Kumasi, March 26, GNA – The cost of water production keeps increasing daily in the Ashanti Region because of the socio-economic activities of the communities in the catchment areas of the major sources of raw water for treatment.
Mr. Manuel Tetteh, a Water Quality Assurance Officer of the Regional Office of the Ghana Water Company Limited (GWCL), said farming activities, fishing, and illegal lumbering constituted the major sources of pollution of the River Offin and its tributaries, which fed into the Barekese Dam.
He announced these when a group of Water, Sanitation Hygiene (WASH) sector players, with the Parliamentary Committee on Water Resources, Works and Housing, Non-Governmental Organizations (NGOs), state actors and members of the Ghana Watsan Journalists Network (GWJN) embarked on a familiarization tour of the Barekese Dam and its catchment areas to learn at first-hand the nature of water production in the Region.
The trip was part of a four-day workshop on WASH Governance, organized by the West Africa WASH, under the United States Agency for International Development (USAID).
Mr. Tetteh said per every cubic metre of water treated, GHc 0.15 was spent, with the cost of chemicals constituting 60 per cent.
Compared to the Barekese catchment area, he said, where the water had a 200 Hounsfield unit (HU), the Konongo and Obuasi areas had over 5000 HU in the water, due mainly to illegal mining activities, thereby heightening the need for chemical use by the water company in its water production.
‘The pollution compels the water company to keep increasing the volumes of chemicals used in purifying the water,’ Mr. Tetteh emphasised.
According to the Quality Assurance Officer, the slashing and burning of bushes annually for farming purposes around the catchment areas exposed the water bodies to the vagaries of the sunshine, which affected the quality of the water.
‘Another factor is that with the burning of bushes, running water during rainfall transports the ashes directly into these water bodies,’ he said.
‘The running water also carries biocides (chemical fertilizers) used on farms into the water bodies, thus increasing the nutrient levels of the water.’
He explained that this also created the need for increased chemical use in water production, thus increasing the cost of water production.

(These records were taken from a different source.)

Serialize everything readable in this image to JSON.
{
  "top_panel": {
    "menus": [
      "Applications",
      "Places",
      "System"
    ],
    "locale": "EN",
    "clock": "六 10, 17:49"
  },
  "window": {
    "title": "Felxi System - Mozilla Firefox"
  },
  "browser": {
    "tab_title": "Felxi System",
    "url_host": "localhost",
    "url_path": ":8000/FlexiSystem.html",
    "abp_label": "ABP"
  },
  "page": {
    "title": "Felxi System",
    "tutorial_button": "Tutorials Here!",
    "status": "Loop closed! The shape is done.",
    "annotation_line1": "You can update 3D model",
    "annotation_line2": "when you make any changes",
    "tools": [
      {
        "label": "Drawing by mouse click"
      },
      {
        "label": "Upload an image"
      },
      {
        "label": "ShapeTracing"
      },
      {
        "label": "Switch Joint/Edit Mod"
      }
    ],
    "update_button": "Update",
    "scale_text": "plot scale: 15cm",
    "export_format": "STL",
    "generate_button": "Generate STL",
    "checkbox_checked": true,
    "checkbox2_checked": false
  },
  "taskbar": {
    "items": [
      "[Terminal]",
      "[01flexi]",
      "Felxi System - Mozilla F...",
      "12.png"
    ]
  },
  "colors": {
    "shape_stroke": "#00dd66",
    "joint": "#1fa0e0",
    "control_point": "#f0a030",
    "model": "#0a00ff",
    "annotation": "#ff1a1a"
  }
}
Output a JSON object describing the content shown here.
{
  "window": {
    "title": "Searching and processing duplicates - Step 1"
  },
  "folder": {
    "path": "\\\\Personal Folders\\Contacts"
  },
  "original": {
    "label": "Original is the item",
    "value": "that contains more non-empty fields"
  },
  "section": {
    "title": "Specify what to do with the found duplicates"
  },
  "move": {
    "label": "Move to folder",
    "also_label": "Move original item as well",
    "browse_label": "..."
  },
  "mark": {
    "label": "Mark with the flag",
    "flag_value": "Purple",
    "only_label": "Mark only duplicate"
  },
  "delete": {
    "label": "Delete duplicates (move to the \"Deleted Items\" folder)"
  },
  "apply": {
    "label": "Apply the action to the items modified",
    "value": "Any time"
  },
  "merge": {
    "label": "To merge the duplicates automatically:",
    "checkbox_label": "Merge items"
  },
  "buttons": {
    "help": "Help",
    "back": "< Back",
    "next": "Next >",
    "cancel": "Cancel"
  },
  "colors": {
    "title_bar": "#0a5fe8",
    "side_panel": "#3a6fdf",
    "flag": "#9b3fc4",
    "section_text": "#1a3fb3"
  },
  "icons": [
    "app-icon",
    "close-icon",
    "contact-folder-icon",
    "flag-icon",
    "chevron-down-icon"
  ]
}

The situation, he said, threatened Ghana’s goal to achieve a universal coverage of clean water supply to citizens by 2025.
That was why, he explained, the GWCL kept sensitising communities in the catchment areas on the water bodies to desist from such bad activities, which threatened sustainable water delivery in the country.
The Water Resources Commission (WRC) in Ashanti Region is also implementing a programme of community involvement in the protection of the water bodies in the face of the growing incidence of Climate Change.
Mrs. Abena Dufie Wiredu Bremang, the Pra Basin Officer of the WRC, said this programme had been making some impact at Penten, one of the closest communities to the Offin River, near Kodie in the Kwabre East District.
Nana Attah Kofi, Regent of Penten, said his Community had embraced the programme to protect the water body because they believed the pollution would eventually affect sustainable water delivery to them.
‘It is our own future we are fighting for: and so we have given the programme our full backing, and are ready to sanction anyone who flouts directives concerning water pollution,’ he said.